Lo studio clinico di Fase III EV-302 ha valutato l’efficacia e la sicurezza di enfortumab vedotin in associazione a pembrolizumab in pazienti affetti da carcinoma uroteliale localmente avanzato o metastatico (la/mUC) non resecabile e precedentemente non trattato. I risultati hanno dimostrato che l’associazione terapeutica ha consentito di ottenere una OS mediana di 31,5 mesi (IC 95%: 25,4-NR) rispetto a 16,1 mesi (IC 95%: 13,9-18,3) con la chemioterapia contenente platino, con una riduzione del 53% del rischio di morte (hazard ratio [HR]=0,47; intervallo di confidenza [IC] 95%: 0,38-0,58; P<0,00001). La PFS mediana di 12,5 mesi (IC 95%: 10,4-16,6) ottenuta con l’associazione rispetto a 6,3 mesi (IC 95%: 6,2-6,5) con la chemioterapia rappresenta una riduzione del 55% del rischio di progressione del tumore o di morte (HR=0,45; IC 95%: (0,38-0,54); P<0,00001).

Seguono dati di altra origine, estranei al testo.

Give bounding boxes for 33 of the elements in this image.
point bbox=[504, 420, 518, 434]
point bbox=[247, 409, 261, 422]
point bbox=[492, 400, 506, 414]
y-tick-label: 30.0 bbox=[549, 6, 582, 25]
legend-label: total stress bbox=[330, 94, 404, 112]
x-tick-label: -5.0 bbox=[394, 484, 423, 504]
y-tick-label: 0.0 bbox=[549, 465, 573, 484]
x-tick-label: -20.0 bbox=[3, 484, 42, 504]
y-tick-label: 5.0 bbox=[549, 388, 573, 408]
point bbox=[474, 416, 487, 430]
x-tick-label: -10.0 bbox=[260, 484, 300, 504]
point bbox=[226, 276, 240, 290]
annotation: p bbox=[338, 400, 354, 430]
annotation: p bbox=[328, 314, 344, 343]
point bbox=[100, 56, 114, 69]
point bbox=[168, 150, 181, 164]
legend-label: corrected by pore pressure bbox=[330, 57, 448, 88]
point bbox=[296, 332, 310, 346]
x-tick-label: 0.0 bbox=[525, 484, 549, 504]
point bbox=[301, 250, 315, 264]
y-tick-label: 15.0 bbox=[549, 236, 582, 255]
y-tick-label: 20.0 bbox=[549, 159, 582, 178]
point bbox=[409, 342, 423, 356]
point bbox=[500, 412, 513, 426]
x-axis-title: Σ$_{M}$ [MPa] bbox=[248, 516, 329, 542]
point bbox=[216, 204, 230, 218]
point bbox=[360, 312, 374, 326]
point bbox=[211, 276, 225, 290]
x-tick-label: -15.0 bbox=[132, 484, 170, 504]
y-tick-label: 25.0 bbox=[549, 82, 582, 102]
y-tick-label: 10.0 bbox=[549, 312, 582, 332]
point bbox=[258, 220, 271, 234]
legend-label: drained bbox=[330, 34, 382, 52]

Durante lo studio EV-302, circa il 30% dei pazienti ha completato il trattamento a base di chemioterapia per poi ricevere successivamente una terapia di mantenimento con avelumab, un inibitore di PD-L1, il che riflette l’attuale pratica clinica del real-world. I risultati sono stati presentati al congresso della Società Europea di Oncologia Medica ESMO 2023 e pubblicati sul New England Journal of Medicine.